PAnews.com, Port Arthur, Texas

Bob West

February 25, 2010

Dropping football tough, hard move for LU’s Franklin

Best of West

— Editor’s note: The following column from the Best of West collection was originally published in the Dec. 15, 1989 Port Arthur News.

 

Sometimes it gets lonely at the top.  I suspect Lamar University president Dr. Billy Franklin is going to find that out in the aftermath of his courageous decision to recommend pulling the plug on Lamar University’s football program.

Deep down this was a decision he didn’t want to make.  Billy Franklin likes football, and sincerely wanted a successful program at Lamar.  Professionally,  being the president who sacked football is not something that will look particularly good on his resume.

”It was a gut-wrenching decision.” Franklin would say later.  “In my heart, I wanted to see the program maintained.  But it was my responsibility to recommend what I felt was in the best interest of the total program.  That’s what I did.”

Franklin’s decision in itself was the correct one, given the financial circumstances, red-ink projections of continuing football and overall apathy toward the program.  Unfortunately, the correctness of that decision will be lost somewhat in the backlash of a last-gasp fundraiser.

Charlie Gibbs and Frank Messina, in response to a challenge thrown down by LU chancellor Dr. George McLaughlin, sold 4,018 tickets in little more than three weeks.  They wound up more that 1,000 tickets over their goal, and fueled hopes the program would be saved.  When it wasn’t, there was a feeling of betrayal, of “we’ve been had.”

From a credibility standpoint, Lamar would have been much better off to announce the program was being dropped immediately after the season ended.  Many of the same people so upset about Thursday’s announcement would still have been upset had it been done that way, but there wouldn’t be the accompanying feelings of having been misled.

Actually, there is some evidence to indicate the master plan didn’t call for a fundraiser. Franklin, prior to the season finale against McNeese State, had been briefing regents on the financial realities of the situation.  He’d done it in a way perceived as meaning he was headed toward a recommendation to drop the program.

One regent, Wayne Reaud, didn’t embrace the idea football had to be dropped.  Reaud, some insiders suspect, was so upset with the program that he leaked the plan to a newspaper.

With the newspaper then pressing for details, McLaughlin’s plea for the community to raise $400,000 followed.  That proclamation of Nov. 11 led to a two-pronged fundraiser.  While Gibbs-Messina were to raise $125,000 by selling 3,000 season tickets, Lamar would try to come up with $170,000 to wipe out this season’s deficit.

In a worst-case scenario to support an announcement to drop the program, Gibbs-Messina surpassed their requirement by 25 percent.  Lamar, meanwhile, barely got a third of the way to $170,000.  And, in the meantime, radio and TV hype made it look like the battle to save the program had been won.

Imagine, then, the surprise and bitterness that greeted Franklin’s recommendation.

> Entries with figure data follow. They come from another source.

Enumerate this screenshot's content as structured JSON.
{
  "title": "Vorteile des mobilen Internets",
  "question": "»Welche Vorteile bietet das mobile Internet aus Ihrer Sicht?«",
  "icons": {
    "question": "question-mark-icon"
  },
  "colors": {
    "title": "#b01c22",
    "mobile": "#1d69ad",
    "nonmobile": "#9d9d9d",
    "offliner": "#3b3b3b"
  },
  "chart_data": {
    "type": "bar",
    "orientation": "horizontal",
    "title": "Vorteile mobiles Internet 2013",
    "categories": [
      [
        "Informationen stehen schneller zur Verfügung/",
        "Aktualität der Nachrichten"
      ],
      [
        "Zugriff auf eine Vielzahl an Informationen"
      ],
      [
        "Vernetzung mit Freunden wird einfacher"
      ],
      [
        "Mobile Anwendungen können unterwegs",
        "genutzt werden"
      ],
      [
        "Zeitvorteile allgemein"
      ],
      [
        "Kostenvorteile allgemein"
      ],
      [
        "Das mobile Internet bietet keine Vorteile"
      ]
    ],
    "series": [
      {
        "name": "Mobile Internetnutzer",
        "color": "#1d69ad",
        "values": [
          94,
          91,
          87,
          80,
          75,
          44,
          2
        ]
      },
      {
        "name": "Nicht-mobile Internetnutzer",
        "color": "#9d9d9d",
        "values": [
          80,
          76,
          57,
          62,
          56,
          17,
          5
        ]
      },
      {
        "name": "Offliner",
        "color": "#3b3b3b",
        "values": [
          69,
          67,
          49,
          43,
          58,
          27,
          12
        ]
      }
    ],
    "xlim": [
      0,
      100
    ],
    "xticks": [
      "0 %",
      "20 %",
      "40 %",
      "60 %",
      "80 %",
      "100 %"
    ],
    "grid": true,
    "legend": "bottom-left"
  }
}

Gibbs, Messina and most of those who showed up Thursday went in thinking they’d won, that Franklin would make a recommendation to continue.  When he surprised them, the result was public relations disaster.

Franklin, whose presentation was smooth, well organized and convincing, did not look like a happy camper at the end.  Asked if there wasn’t a better way, if Lamar made a mistake by allowing the excitement created by the fund raiser,  he sighed and said: “As you know, we did not elect to play it out the way it got played out.”

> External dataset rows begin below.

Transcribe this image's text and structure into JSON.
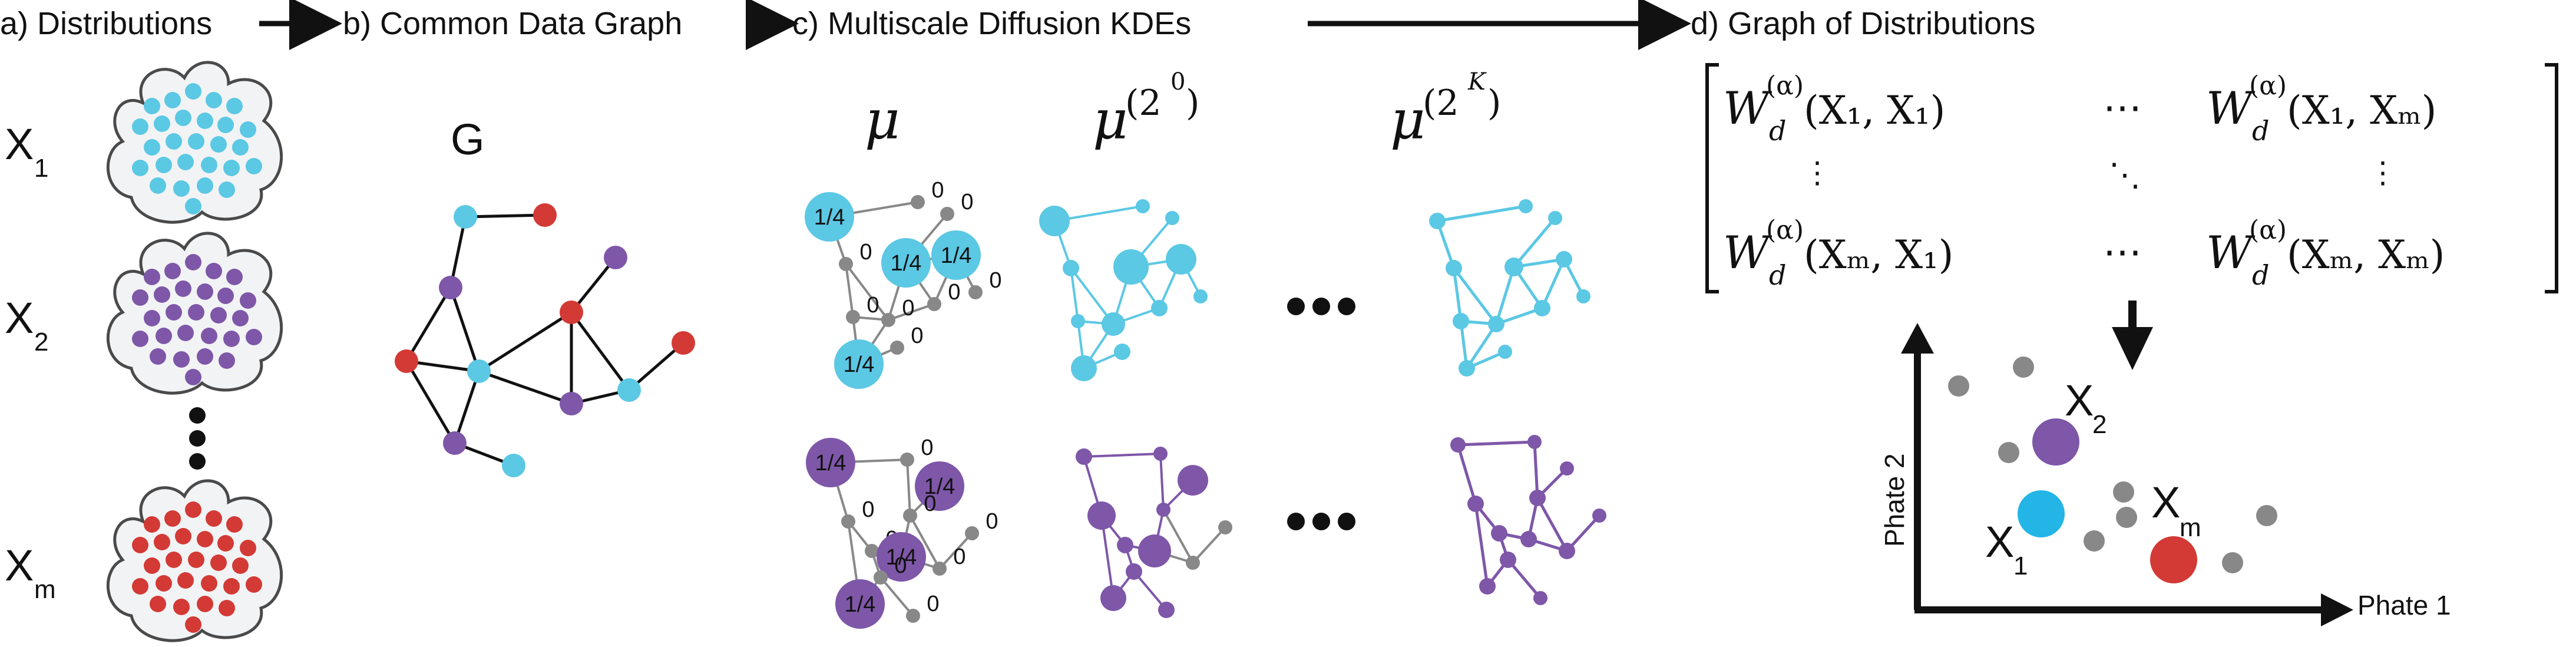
{
  "titles": {
    "a": "a) Distributions",
    "b": "b) Common Data Graph",
    "c": "c) Multiscale Diffusion KDEs",
    "d": "d) Graph of Distributions"
  },
  "distributions": [
    {
      "main": "X",
      "sub": "1",
      "color": "#5bc8e4"
    },
    {
      "main": "X",
      "sub": "2",
      "color": "#7e57a8"
    },
    {
      "main": "X",
      "sub": "m",
      "color": "#d33a35"
    }
  ],
  "graph_label": "G",
  "colors": {
    "cyan": "#5bc8e4",
    "purple": "#7e57a8",
    "red": "#d33a35",
    "gray": "#888888",
    "blob_fill": "#f2f3f5",
    "blob_stroke": "#4a4a4a"
  },
  "kde": {
    "mu": "μ",
    "mu_scale_0": "μ",
    "scale_0_base": "(2",
    "scale_0_exp": "0",
    "mu_scale_K": "μ",
    "scale_K_base": "(2",
    "scale_K_exp": "K",
    "close_paren": ")",
    "weight_nonzero": "1/4",
    "weight_zero": "0"
  },
  "matrix": {
    "W": "W",
    "sub": "d",
    "sup": "(α)",
    "e11": "(X₁, X₁)",
    "e1m": "(X₁, Xₘ)",
    "em1": "(Xₘ, X₁)",
    "emm": "(Xₘ, Xₘ)",
    "hdots": "⋯",
    "vdots": "⋮",
    "ddots": "⋱"
  },
  "embedding": {
    "xlabel": "Phate 1",
    "ylabel": "Phate 2",
    "points": [
      {
        "main": "X",
        "sub": "2",
        "color": "#7e57a8"
      },
      {
        "main": "X",
        "sub": "1",
        "color": "#22b5e6"
      },
      {
        "main": "X",
        "sub": "m",
        "color": "#d33a35"
      }
    ]
  }
}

It is indeed unfortunate for Lamar that things were allowed to play out the way they did.  In the emotion of the moment, it’s convenient to forget the statement made when the Cardinals finale against McNeese drew a season low attendance of 3,200.

Despite all the media hype that a strong show of support was needed, despite the fact Lamar was in position to have its first non-losing season of the 1980’s , 3200 people turned out.  At stand-up-and-be-counted time, Lamar drew its smallest crowd of the season.

More than anything that’s happened over the past decade, I think the crowd for the McNeese game was symbolic of what Lamar football means to the Golden Triangle.  Basically, people can take it or leave it, and most of them choose to leave it.

It’s easy to point fingers, to make excuses to say Lamar didn’t market its product.  But the bottom line, over an extended period of time, was it finally became impossible to justify large sums of money for a program playing to empty seats.

Ultimately, the villains in this plot extend far beyond Lamar and its control.  The big fish are swallowing the little fish in college athletics.  Division 1-AA is almost like a death sentence, except for those with extraordinary deep pockets or creative funding.

Lamar wasn’t the first 1-AA program to fold and it won’t be the last.  Sooner or later, other schools in the same boat are going to have to bail out.  It wasn’t an easy decision to make, as Billy Franklin will attest, but it was the responsible one.